A comprehensive review is carried out on the methods of turbulence modelling and treatment of bed boundary in open channel flows in order to identify the limitations of the existing particle models developed in this area. 2D macroscopic SPH models are developed for simulating turbulent free surface flows over rough impermeable and porous beds under various flow conditions. For the case of impermeable beds, a drag force model is proposed to take the effect of bed roughness into account, while for the case of porous beds, macroscopic governing equations are developed based on the SPH formulation, incorporating the effects of drag and porosity.
To simulate the effect of turbulence on the average flow field, a Macroscopic SPH-mixing-length (MSPH-ML) model is proposed based on the Large Eddy Simulation (LES) concept where the mixing-length approach is applied to estimate the eddy-viscosity rather than employing the standard Smagorinsky model. The difficulty in reproducing steady uniform free surface flow is tackled by introducing novel inflow/outflow techniques for the situations in which the flow quantities are unknown at the inflow and outflow boundaries.
The performance of these models is tested by simulating different engineering problems with an insight developed into turbulence modelling and bed/interface boundary treatment. The accuracy of the models is tested by comparing the predicted quantities such as flow velocity, water surface elevation, and turbulent shear stress with existing experimental data.

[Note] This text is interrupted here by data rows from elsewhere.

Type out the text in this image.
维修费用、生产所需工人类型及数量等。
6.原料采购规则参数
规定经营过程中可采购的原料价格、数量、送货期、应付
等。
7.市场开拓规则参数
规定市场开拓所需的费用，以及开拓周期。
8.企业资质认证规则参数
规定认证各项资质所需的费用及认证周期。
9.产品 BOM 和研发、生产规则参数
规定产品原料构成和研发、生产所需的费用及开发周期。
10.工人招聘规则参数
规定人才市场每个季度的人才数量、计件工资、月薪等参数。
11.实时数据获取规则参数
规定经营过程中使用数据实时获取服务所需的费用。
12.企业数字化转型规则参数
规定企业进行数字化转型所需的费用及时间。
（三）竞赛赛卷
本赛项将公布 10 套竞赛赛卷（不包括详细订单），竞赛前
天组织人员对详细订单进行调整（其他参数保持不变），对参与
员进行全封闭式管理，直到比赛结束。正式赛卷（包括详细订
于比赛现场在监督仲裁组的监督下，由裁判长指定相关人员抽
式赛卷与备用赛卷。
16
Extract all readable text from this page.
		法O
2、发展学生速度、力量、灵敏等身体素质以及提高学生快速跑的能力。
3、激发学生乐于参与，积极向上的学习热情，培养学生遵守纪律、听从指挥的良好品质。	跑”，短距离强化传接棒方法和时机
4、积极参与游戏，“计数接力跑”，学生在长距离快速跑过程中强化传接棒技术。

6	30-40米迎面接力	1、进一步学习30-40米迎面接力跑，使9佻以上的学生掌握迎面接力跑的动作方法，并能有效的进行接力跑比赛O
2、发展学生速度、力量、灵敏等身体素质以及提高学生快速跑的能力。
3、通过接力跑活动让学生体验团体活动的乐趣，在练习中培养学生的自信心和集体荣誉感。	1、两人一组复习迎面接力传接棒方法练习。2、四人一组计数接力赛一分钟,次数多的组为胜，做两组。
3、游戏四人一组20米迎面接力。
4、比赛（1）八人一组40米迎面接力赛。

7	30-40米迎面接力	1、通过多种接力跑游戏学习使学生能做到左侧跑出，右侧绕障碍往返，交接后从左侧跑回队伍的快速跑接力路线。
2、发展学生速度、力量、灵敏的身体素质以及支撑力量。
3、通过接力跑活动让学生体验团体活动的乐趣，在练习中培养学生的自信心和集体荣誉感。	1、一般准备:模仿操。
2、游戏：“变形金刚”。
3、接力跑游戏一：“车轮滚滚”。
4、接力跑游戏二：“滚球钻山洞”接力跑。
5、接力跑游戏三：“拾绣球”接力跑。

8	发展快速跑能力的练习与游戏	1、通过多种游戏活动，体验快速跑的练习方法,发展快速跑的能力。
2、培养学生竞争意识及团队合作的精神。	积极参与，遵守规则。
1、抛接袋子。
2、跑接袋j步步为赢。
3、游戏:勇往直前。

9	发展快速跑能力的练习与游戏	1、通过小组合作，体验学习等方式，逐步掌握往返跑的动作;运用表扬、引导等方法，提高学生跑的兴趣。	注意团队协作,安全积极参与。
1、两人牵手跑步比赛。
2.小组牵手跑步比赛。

The limitations of the models are mainly attributed to the macroscopic representation of the roughness layer and porous bed, difficulty in the determination of the values of the empirical coefficients in the closure terms, and limitations with the use of fine computational resolution. On the other hand, the main strength of the model is describing the complicated processes occuring at the bed using simple and practical computational treatments so that the momentum transfer is estimated accurately. It is shown that if the closure terms in the momentum equation which represent the effect of bed drag and flow turbulence are determined carefully based on the physical conditions of bed and flow, the model is capable of being employed for different civil engineering applications.